Recently, the Doppler blood flowmeter has been put in practical use in circulatory system diagnostic field. The Doppler blood flowmeter is capable of measuring blood flow speed in a human blood vessel by frequency analyzing an echo signal which is reflected from blood corpuscles and shifted in frequency by the Doppler effect. In the Doppler blood flowmeter, an ultrasonic pulse train having constant period is transmitted in a human body from an ultrasonic probe. The ultrasonic pulse is reflected by the blood corpuscles in a blood and shifted in frequency by Doppler modulation. The Doppler shifted echo signal is received by the ultrasonic diagnostic probe and amplified by an amplifier. The amplified echo signal is multiplied in a detector by signals each of which is formed from a reference pulse train by shifting 0.degree. and 90.degree. in phase. Each of the multiplied signals is integrated by an integrating circuit in a determined gating period and added to an analog-to-digital converter after removing low frequency signals corresponding to blood vessel wall, valve and so on through a high-pass filter. A digital signal obtained from the analog-to-digital converter is frequency analyzed by a digital Fourier transformer and displayed as a sonogram.
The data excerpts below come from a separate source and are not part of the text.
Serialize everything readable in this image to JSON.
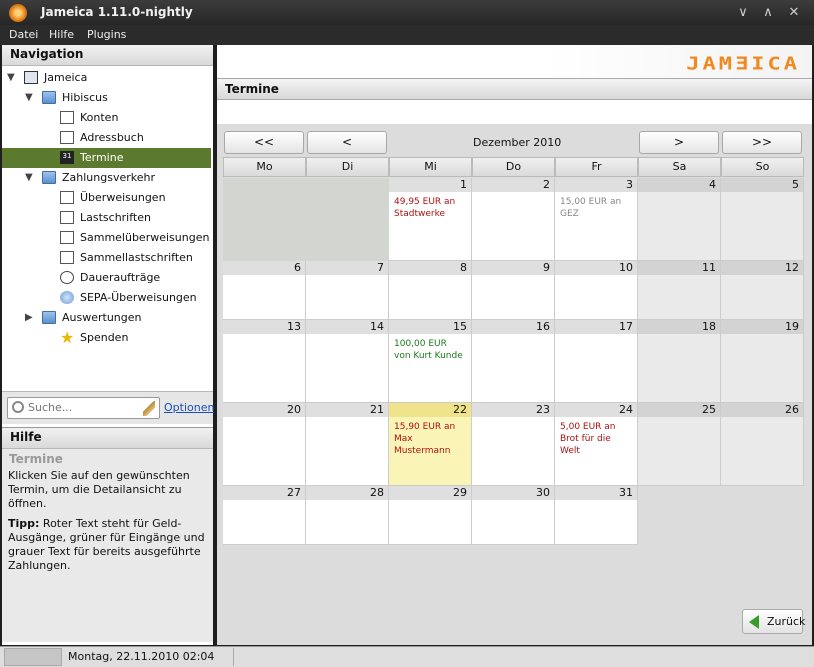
{
  "window": {
    "title": "Jameica 1.11.0-nightly",
    "controls": [
      "∨",
      "∧",
      "✕"
    ]
  },
  "menu": [
    "Datei",
    "Hilfe",
    "Plugins"
  ],
  "nav": {
    "title": "Navigation",
    "items": [
      {
        "label": "Jameica",
        "icon": "computer-icon",
        "expander": "▼"
      },
      {
        "label": "Hibiscus",
        "icon": "folder-icon",
        "expander": "▼"
      },
      {
        "label": "Konten",
        "icon": "accounts-icon"
      },
      {
        "label": "Adressbuch",
        "icon": "addressbook-icon"
      },
      {
        "label": "Termine",
        "icon": "calendar-icon",
        "selected": true
      },
      {
        "label": "Zahlungsverkehr",
        "icon": "folder-icon",
        "expander": "▼"
      },
      {
        "label": "Überweisungen",
        "icon": "transfer-icon"
      },
      {
        "label": "Lastschriften",
        "icon": "debit-icon"
      },
      {
        "label": "Sammelüberweisungen",
        "icon": "collective-transfer-icon"
      },
      {
        "label": "Sammellastschriften",
        "icon": "collective-debit-icon"
      },
      {
        "label": "Daueraufträge",
        "icon": "clock-icon"
      },
      {
        "label": "SEPA-Überweisungen",
        "icon": "sepa-icon"
      },
      {
        "label": "Auswertungen",
        "icon": "folder-icon",
        "expander": "▶"
      },
      {
        "label": "Spenden",
        "icon": "star-icon"
      }
    ],
    "search_placeholder": "Suche...",
    "options": "Optionen"
  },
  "help": {
    "title": "Hilfe",
    "subtitle": "Termine",
    "text1": "Klicken Sie auf den gewünschten Termin, um die Detailansicht zu öffnen.",
    "tip_label": "Tipp:",
    "tip_text": " Roter Text steht für Geld-Ausgänge, grüner für Eingänge und grauer Text für bereits ausgeführte Zahlungen."
  },
  "main": {
    "title": "Termine",
    "logo": "JAMƎICA",
    "month": "Dezember 2010",
    "nav_buttons": {
      "first": "<<",
      "prev": "<",
      "next": ">",
      "last": ">>"
    },
    "weekdays": [
      "Mo",
      "Di",
      "Mi",
      "Do",
      "Fr",
      "Sa",
      "So"
    ],
    "back_label": "Zurück"
  },
  "calendar": {
    "colors": {
      "out": "#b01010",
      "in": "#1a7a1a",
      "done": "#888888"
    },
    "weeks": [
      [
        null,
        null,
        {
          "d": 1,
          "ev": "49,95 EUR an Stadtwerke",
          "t": "out"
        },
        {
          "d": 2
        },
        {
          "d": 3,
          "ev": "15,00 EUR an GEZ",
          "t": "done"
        },
        {
          "d": 4
        },
        {
          "d": 5
        }
      ],
      [
        {
          "d": 6
        },
        {
          "d": 7
        },
        {
          "d": 8
        },
        {
          "d": 9
        },
        {
          "d": 10
        },
        {
          "d": 11
        },
        {
          "d": 12
        }
      ],
      [
        {
          "d": 13
        },
        {
          "d": 14
        },
        {
          "d": 15,
          "ev": "100,00 EUR von Kurt Kunde",
          "t": "in"
        },
        {
          "d": 16
        },
        {
          "d": 17
        },
        {
          "d": 18
        },
        {
          "d": 19
        }
      ],
      [
        {
          "d": 20
        },
        {
          "d": 21
        },
        {
          "d": 22,
          "ev": "15,90 EUR an Max Mustermann",
          "t": "out",
          "today": true
        },
        {
          "d": 23
        },
        {
          "d": 24,
          "ev": "5,00 EUR an Brot für die Welt",
          "t": "out"
        },
        {
          "d": 25
        },
        {
          "d": 26
        }
      ],
      [
        {
          "d": 27
        },
        {
          "d": 28
        },
        {
          "d": 29
        },
        {
          "d": 30
        },
        {
          "d": 31
        },
        null,
        null
      ]
    ]
  },
  "status": {
    "text": "Montag, 22.11.2010 02:04"
  }
}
In the digital Fourier transformer, an exclusive digital signal processing unit having a fundamental algorithm of FFT (Fast Fourier Transform) is usually employed. For example, a Doppler blood flowmeter system using FFT algorithm is known in which the power spectrum of complex data sequences of 128 points is analyzed at intervals of two (2) milliseconds. In the FFT algorithm each of real addition and subtraction and real multiplication of a fixed multiplier involve 2,368 steps and 1,152 steps, respectively. To perform the above noted steps of FFT operation within a one (1) millisecond interval, a high speed digital multiplier is required. An IC (integrated circuit) having a 100 nanoseconds operation time is now available, but the IC cannot select bit length freely to obtain sufficient precision of operation. Furthermore, the IC is not of a standard type and very costly.
On the other hand, it is desirable to simplify the operating circuit by adopting an operating circuit using fixed decimal point rather than an operating circuit using floating decimal point. Accordingly, the operating circuit using fixed decimal point is used in the conventional system. However, overflow in the operation sometimes occurs in the operating circuit using fixed decimal point because the echo signals from the blood vessel wall or valve moving in high speed are mixed with the echo signal from the corpuscles. The echo signals from the blood vessel wall or valve moving in high speed have large power spectra and lie within the range of the echo signal from the blood corpuscles. Therefore, the echo signals from the blood vessel wall or valve is impossible to remove by a filter circuit.